Bedenimin içindeki canı gör,
sadece etimi değil.
Gözlerimin içindeki hayatı gör,
sadece bakışımı değil.
Hissettiklerimi gör,
sadece tepkilerimi değil.
Beni gör.
Derinliğimde boğulmadan,
Sorularımda kaybolmadan,
Korkularında yok olmadan,
Gör Beni.
Bir fısıltıya koydum kendimi.
Kalbine soruyorum yerimi:
Başarabilir misin beni görmeyi?
Cesaretin yeter mi?
Topla cesaretini ve Gör Beni.
Birileri bizden fırtına bekliyor, onlara gökkuşağı vermeye hazır mısınız?”
Roman’ın içeriği hakkında
Roman kahramanları gerçek kişiler olsa da farklı zaman dilimlerinde karşımıza çıkmaktadır. Kronolojik bir anlatım olmaması aslında zihnimizi daha canlı ve diri tutmaktadır. Yazar bu konuda şunu söyler.

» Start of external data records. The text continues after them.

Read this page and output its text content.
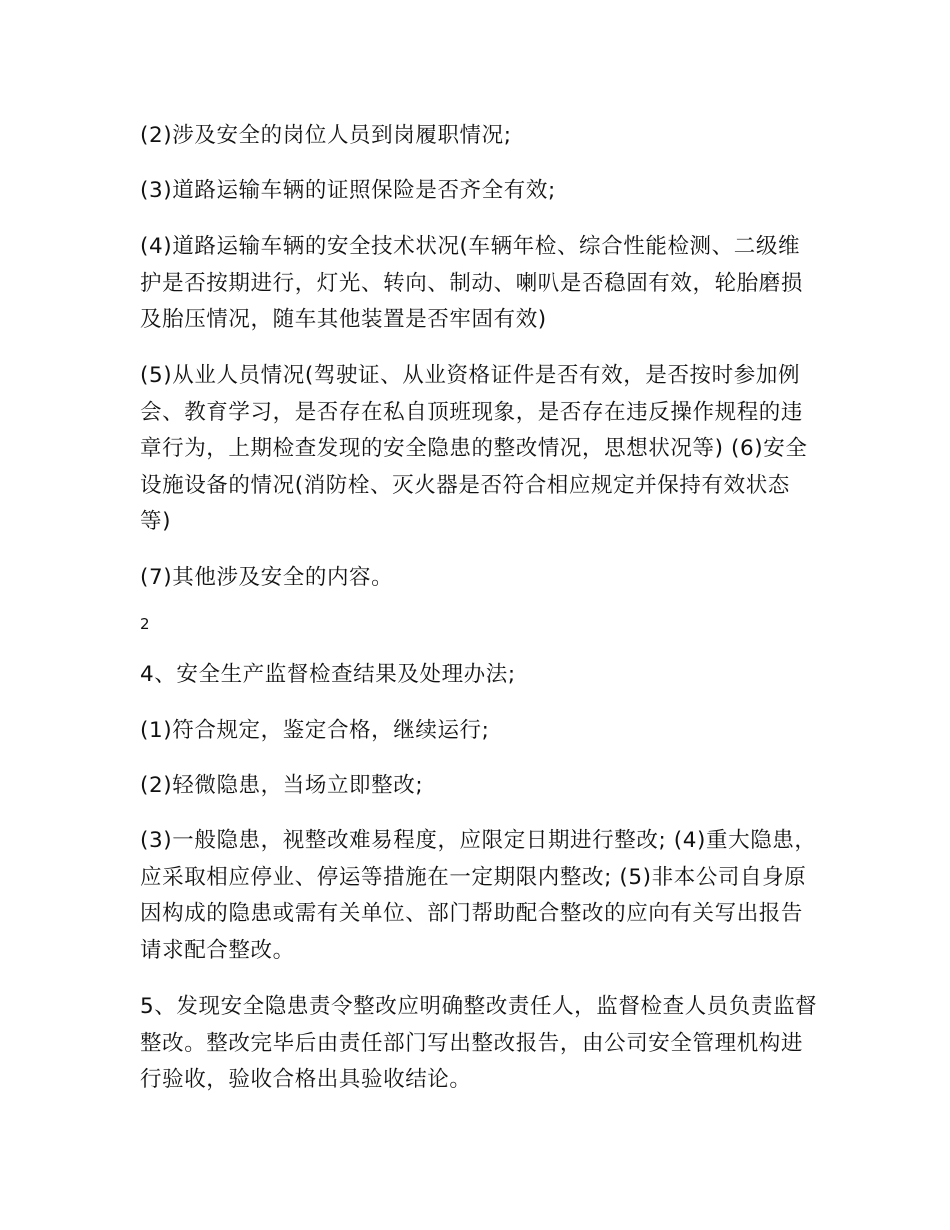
(2)涉及安全的岗位人员到岗履职情况;

(3)道路运输车辆的证照保险是否齐全有效;

(4)道路运输车辆的安全技术状况(车辆年检、综合性能检测、二级维护是否按期进行，灯光、转向、制动、喇叭是否稳固有效，轮胎磨损及胎压情况，随车其他装置是否牢固有效)

(5)从业人员情况(驾驶证、从业资格证件是否有效，是否按时参加例会、教育学习，是否存在私自顶班现象，是否存在违反操作规程的违章行为，上期检查发现的安全隐患的整改情况，思想状况等) (6)安全设施设备的情况(消防栓、灭火器是否符合相应规定并保持有效状态等)

(7)其他涉及安全的内容。

2

4、安全生产监督检查结果及处理办法;

(1)符合规定，鉴定合格，继续运行;

(2)轻微隐患，当场立即整改;

(3)一般隐患，视整改难易程度，应限定日期进行整改; (4)重大隐患，应采取相应停业、停运等措施在一定期限内整改; (5)非本公司自身原因构成的隐患或需有关单位、部门帮助配合整改的应向有关写出报告请求配合整改。

5、发现安全隐患责令整改应明确整改责任人，监督检查人员负责监督整改。整改完毕后由责任部门写出整改报告，由公司安全管理机构进行验收，验收合格出具验收结论。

“Şekilde kusur aramak yerine, içerikteki anlamı fark etmeye odaklanmanız dileğiyle… hayata katkısı olsun!”
Kitabın kapağını kapattığınızda gerçekten harika bir yolculuktan geri dönmüş ve dinlenmiş hissedeceksiniz kendinizi… Beyin çeperlerinizin kitabın naif anlatımından dolayı adeta su gibi berraklaştığını hissedeceksiniz. Yazarın romanlarını okuduğumda nedense bu duyguya ben hep kapılıyorum. Sanki tatilden dönmüşüm, sanki ruhumu dinlendirmişim, sanki huzurumu o tatilden valizime koyup hayatıma taşımışım gibi geliyor.
Gerisi size kalmış. Okuyun bu kitabı derim. Kitabı bitirdiğinizde bana hak vereceğinizi düşünüyorum.
“Doğurduğum cennet; bedenimize yüklenmiş bilgiler düşüncelere, duygularımızsa alışkanlıklara dönüşürken kayboluyoruz hayatın içinde.”